Oracle shares have been under significant pressure lately. Following the company’s June 10 quarterly results, ORCL has lost approximately one-third of its market value, with Monday’s sharp 6%+ decline compounding investor losses.
The catalyst for Monday’s selloff was Apple’s decision to sue OpenAI, accusing the artificial intelligence company of misappropriating proprietary information. This development carries weight for Oracle given its massive $300 billion agreement with OpenAI focused on AI infrastructure development and computing services.
Any litigation challenges facing OpenAI create uncertainty around whether the AI company can fulfill its contractual commitments — a prospect that’s making Oracle shareholders uneasy.
But the Apple-OpenAI legal battle isn’t the only headwind. Last week, S&P Global lowered Oracle’s credit rating to BBB- from BBB. The ratings agency highlighted elevated business risk and warned that if OpenAI defaulted on payments, Oracle could be stuck with enormous data center lease obligations without an easy exit strategy.
According to S&P’s analysis, OpenAI represents about half of Oracle’s total remaining performance obligation. This degree of revenue concentration poses serious risk for a company taking on substantial debt loads.
Oracle’s June quarterly report initially appeared solid — both revenue and profit exceeded forecasts, while executives emphasized robust demand for AI-powered cloud infrastructure. However, investors focused heavily on the price tag attached to meeting that demand.
Executives disclosed plans for capital expenditures reaching up to $95 billion by fiscal 2027, well beyond Wall Street’s estimates. Oracle also intends to secure approximately $40 billion through a combination of debt issuance and equity raises to finance this expansion.
Additionally, management cautioned that gross profit margins would face pressure as newly launched AI data centers ramp up before achieving optimal capacity utilization. This trifecta — aggressive spending, equity dilution, and compressed margins — triggered the post-earnings decline.
ORCL was changing hands around $131.80 on Monday, a steep fall from its 52-week peak of $345.72.
Despite the pessimism, not every market observer is bearish. Steven Fiorillo, who ranks among the top 1% of equity analysts on TipRanks, believes the market reaction has been excessive.

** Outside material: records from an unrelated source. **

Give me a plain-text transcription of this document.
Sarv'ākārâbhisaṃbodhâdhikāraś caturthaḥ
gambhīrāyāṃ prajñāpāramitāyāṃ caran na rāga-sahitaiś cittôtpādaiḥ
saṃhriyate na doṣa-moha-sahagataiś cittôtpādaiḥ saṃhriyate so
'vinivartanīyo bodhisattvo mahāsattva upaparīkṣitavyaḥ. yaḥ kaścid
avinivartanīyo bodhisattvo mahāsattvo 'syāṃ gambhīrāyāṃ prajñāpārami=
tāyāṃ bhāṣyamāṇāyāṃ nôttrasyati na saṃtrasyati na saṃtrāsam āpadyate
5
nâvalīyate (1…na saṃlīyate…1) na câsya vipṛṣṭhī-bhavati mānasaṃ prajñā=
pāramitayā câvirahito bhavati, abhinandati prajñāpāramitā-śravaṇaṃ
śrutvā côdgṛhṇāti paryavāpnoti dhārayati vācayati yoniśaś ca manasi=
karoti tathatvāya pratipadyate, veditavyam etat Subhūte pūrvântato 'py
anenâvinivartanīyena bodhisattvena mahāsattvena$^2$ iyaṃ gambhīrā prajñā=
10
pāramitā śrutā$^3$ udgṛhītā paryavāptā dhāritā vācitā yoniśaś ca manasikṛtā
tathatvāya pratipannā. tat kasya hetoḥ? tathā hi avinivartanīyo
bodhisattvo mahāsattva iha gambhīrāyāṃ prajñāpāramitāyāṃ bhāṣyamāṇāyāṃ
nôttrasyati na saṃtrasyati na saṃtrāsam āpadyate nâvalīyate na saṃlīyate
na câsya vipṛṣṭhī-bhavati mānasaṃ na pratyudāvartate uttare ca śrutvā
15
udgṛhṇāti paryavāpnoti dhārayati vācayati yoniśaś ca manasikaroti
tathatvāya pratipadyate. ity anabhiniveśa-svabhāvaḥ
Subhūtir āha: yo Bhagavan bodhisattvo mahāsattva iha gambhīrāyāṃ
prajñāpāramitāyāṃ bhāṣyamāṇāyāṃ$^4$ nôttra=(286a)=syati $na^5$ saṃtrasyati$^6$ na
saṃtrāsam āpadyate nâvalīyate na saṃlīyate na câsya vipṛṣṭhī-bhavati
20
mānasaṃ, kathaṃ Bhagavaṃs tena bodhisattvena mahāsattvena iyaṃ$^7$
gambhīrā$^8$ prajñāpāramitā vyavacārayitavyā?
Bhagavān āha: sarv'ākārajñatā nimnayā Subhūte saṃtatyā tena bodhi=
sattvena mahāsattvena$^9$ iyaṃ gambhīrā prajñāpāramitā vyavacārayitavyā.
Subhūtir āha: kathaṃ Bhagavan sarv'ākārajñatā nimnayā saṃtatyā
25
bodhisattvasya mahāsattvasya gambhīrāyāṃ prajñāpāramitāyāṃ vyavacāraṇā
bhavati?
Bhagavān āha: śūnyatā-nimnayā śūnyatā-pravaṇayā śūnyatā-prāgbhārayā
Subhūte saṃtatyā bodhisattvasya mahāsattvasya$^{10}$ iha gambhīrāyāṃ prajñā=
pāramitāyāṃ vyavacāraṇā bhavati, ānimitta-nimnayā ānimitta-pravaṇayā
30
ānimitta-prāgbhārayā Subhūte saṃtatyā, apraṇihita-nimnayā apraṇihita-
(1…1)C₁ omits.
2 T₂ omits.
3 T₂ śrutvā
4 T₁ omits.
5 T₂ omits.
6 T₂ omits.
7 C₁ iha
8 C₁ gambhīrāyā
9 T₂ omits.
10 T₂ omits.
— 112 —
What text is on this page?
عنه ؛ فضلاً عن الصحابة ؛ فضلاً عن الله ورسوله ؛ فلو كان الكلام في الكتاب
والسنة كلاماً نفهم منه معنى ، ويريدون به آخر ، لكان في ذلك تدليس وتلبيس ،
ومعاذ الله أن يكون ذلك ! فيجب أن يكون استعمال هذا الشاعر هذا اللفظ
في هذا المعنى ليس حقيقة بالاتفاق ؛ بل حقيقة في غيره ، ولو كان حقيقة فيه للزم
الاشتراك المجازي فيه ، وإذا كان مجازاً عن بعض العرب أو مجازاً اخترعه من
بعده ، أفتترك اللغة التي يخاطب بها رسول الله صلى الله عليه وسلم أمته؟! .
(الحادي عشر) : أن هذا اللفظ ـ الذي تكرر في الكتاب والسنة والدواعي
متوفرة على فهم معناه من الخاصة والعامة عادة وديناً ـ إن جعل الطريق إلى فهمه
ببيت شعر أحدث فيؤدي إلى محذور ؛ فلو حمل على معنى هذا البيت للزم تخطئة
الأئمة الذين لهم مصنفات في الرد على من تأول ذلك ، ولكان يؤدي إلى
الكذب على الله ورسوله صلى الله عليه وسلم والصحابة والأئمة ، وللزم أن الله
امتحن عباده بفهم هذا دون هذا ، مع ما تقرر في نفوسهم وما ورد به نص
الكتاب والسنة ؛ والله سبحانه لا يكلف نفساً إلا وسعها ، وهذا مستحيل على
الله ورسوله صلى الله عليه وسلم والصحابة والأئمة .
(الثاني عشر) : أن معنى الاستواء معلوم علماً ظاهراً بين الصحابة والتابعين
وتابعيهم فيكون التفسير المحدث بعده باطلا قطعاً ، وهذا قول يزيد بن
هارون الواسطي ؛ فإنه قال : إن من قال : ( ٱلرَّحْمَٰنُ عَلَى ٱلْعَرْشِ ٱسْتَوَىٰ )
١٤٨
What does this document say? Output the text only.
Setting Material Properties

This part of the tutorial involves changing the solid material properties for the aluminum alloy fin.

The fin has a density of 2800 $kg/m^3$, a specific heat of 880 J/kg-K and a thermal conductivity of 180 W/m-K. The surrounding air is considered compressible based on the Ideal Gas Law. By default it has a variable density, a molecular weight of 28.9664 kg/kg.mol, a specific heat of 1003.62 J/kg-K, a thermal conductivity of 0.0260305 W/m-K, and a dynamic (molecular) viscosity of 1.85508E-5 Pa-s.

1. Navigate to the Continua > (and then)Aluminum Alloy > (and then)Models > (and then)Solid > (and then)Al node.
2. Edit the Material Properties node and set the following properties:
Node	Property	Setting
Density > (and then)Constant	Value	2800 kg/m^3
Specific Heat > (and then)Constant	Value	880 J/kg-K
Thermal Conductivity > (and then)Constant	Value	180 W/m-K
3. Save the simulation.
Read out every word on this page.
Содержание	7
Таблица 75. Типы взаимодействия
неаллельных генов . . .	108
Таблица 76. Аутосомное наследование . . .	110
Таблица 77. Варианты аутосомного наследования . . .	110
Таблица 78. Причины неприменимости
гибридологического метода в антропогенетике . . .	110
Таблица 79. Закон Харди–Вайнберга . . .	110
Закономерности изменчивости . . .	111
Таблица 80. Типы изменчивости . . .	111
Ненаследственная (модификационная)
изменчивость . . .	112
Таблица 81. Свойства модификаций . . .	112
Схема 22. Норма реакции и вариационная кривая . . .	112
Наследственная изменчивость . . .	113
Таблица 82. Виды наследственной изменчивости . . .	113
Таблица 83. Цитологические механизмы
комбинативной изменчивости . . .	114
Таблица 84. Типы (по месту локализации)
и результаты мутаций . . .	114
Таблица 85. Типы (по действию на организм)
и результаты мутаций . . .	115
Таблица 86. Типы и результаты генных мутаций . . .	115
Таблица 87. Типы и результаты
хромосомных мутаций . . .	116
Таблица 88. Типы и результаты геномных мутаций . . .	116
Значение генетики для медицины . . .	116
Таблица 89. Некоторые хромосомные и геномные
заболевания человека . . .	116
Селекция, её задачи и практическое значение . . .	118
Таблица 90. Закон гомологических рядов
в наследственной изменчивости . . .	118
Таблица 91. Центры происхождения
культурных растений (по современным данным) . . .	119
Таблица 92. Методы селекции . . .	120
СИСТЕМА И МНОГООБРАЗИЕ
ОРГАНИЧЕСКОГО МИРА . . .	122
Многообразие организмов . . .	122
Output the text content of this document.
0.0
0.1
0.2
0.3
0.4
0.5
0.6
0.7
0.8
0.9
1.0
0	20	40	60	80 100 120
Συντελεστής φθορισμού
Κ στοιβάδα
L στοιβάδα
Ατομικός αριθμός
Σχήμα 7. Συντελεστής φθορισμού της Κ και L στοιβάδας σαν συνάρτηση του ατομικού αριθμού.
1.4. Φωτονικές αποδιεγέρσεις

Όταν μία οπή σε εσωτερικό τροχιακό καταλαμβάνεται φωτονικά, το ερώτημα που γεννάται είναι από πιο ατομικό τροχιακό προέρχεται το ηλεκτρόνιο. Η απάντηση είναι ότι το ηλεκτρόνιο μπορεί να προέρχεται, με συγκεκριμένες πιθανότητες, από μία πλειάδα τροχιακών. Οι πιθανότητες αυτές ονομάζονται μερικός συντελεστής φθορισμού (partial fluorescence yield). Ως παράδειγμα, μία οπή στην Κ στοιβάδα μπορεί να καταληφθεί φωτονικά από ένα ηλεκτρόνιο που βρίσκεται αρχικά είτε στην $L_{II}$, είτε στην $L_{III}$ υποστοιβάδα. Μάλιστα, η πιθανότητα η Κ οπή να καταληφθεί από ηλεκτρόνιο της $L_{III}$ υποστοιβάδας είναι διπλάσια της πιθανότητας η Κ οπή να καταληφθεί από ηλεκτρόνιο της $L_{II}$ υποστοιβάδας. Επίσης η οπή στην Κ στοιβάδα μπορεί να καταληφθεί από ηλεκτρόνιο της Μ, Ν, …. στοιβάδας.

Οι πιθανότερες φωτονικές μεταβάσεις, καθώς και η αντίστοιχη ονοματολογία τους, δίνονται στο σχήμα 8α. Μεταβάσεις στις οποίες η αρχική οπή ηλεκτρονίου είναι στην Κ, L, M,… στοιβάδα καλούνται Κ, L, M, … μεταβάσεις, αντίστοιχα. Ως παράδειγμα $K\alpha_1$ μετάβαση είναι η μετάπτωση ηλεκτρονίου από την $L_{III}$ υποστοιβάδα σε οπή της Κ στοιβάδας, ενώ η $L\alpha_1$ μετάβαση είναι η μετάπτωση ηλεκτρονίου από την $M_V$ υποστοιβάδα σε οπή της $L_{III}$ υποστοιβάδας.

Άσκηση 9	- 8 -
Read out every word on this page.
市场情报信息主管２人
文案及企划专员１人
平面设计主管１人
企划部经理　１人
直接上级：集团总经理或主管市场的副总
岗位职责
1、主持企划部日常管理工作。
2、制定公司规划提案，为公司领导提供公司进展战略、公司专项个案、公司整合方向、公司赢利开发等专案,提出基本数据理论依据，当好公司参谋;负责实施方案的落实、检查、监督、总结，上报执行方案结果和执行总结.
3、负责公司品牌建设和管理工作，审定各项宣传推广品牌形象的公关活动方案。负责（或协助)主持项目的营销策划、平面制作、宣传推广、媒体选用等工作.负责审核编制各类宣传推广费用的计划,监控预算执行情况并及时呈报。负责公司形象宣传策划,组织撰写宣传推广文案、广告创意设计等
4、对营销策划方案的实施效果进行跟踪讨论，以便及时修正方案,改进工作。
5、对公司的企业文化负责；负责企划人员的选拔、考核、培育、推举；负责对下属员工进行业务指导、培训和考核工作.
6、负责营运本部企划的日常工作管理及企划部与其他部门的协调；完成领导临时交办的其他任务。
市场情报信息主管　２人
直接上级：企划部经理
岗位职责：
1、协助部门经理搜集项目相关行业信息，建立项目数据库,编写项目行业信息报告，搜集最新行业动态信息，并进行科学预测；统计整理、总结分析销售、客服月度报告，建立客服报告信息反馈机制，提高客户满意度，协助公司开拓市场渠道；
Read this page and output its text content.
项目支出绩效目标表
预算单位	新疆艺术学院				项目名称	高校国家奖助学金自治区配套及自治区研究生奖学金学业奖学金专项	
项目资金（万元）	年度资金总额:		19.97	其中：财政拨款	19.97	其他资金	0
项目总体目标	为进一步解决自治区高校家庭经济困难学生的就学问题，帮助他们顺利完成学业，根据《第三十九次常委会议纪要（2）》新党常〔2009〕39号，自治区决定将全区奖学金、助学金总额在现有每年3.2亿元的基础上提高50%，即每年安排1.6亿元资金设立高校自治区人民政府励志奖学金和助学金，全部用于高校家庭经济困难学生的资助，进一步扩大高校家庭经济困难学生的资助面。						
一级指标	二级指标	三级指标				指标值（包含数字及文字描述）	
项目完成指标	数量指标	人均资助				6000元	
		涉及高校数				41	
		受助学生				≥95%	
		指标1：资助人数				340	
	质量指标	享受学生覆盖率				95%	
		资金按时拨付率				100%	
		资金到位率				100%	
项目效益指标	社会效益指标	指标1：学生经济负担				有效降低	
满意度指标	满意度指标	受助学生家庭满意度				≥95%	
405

“The market chose to price all the risk and none of the CapEx conversion, which I believe is our opportunity,” Fiorillo said.
His thesis centers on Oracle’s expanding backlog of committed contracts eventually translating into revenue streams as new facilities become operational. He also points out that an increasing number of customers are financing their own infrastructure projects, which lightens Oracle’s financial load.
Fiorillo further highlights that Oracle has incorporated contract provisions allowing it to transfer higher construction and equipment costs directly to customers.
While acknowledging legitimate concerns — mounting debt obligations, continued capital market activity, anticipated negative free cash flow for at least another year, and significant customer concentration — Fiorillo contends these risks are now priced into the stock. “I am very bullish on ORCL at these levels,” he stated.
The broader analyst community largely shares the view that the selloff has gone too far. Oracle carries a Strong Buy consensus rating derived from 31 analyst assessments, including 28 Buy recommendations and 3 Hold ratings. The mean price target stands at $263.86.